Being diagnosed with HIV is likely to require some important decisions to be made, and may indeed change your life…but remember, treatments for HIV today are very effective, and someone who is newly diagnosed in a timely manner, and taking modern HIV drugs as prescribed, can expect to live a long and fulfilling life, with a life expectancy very similar to that of the rest of the population.
There will be a lot of information given, and it may all be too much to take in. It is often really useful to talk things through with someone who has first-hand experince of these kinds of issues, and we would urge you to contact an organisation like NYAA. Contact details can be found here. We can help explain what you might already have been told, and help you get your thoughts together for dealing with some of the many issues that will now follow.

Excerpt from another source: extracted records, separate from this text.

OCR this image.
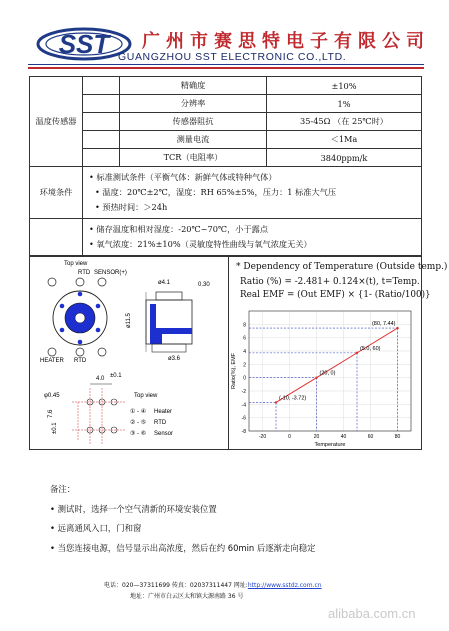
SST 广州市赛思特电子有限公司
GUANGZHOU SST ELECTRONIC CO.,LTD.
温度传感器		精确度	±10%
		分辨率	1%
		传感器阻抗	35-45Ω （在 25℃时）
		测量电流	＜1Ma
		TCR（电阻率）	3840ppm/k
环境条件	• 标准测试条件（平衡气体：新鲜气体或特种气体）
• 温度：20℃±2℃，湿度：RH 65%±5%，压力：1 标准大气压
• 预热时间：＞24h		

	• 储存温度和相对湿度：-20℃~70℃，小于露点
• 氧气浓度：21%±10%（灵敏度特性曲线与氧气浓度无关）		
Top view
RTD SENSOR(+)
HEATER RTD
ø4.1	0.30
ø11.5
ø3.6
4.0 ±0.1
φ0.45	Top view
7.6
±0.1
① - ④ Heater
② - ⑤ RTD
③ - ⑥ Sensor
* Dependency of Temperature (Outside temp.)
Ratio (%) = -2.481+ 0.124×(t), t=Temp.
Real EMF = (Out EMF) × {1- (Ratio/100)}
-8
-6
-4
-2
0
2
4
6
8
-20	0	20	40	60	80
Temperature
Ratio(%), EMF
(80, 7.44)
(5.0, 60)
(20, 0)
(-10, -3.72)
备注：
• 测试时，选择一个空气清新的环境安装位置
• 远离通风入口，门和窗
• 当您连接电源，信号显示出高浓度，然后在约 60min 后逐渐走向稳定
电话：020—37311699 传真：02037311447 网址:http://www.sstdz.com.cn
地址：广州市白云区太和镇大源南路 36 号
alibaba.com.cn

This section briefly explores some of those issues, but it is not complete, and everyone will have their own particular concerns and issues, so talking one-to-one with someone from NYAA can really help. Some websites have a lot of more detailed information on these issues, notably:
NAT’s My Care, My Voice
Topics on this page include the following; you can jump to them by clicking on the headings below:
- HIV Treatment and Medication
- Preventing Infection
- Telling Others
- Emotional Wellbeing and Mental Health
- Your General Health
- Pregnancy and Parenthood
- Benefits and Housing
You will need specialist medical care for your HIV. Most people in the UK are tested for HIV in a Genito-Urinary Medicine (GUM) clinic, but you will more than likely be referred from there to an HIV specialist clinic, sometimes in the same GUM department, sometimes in another hospital department.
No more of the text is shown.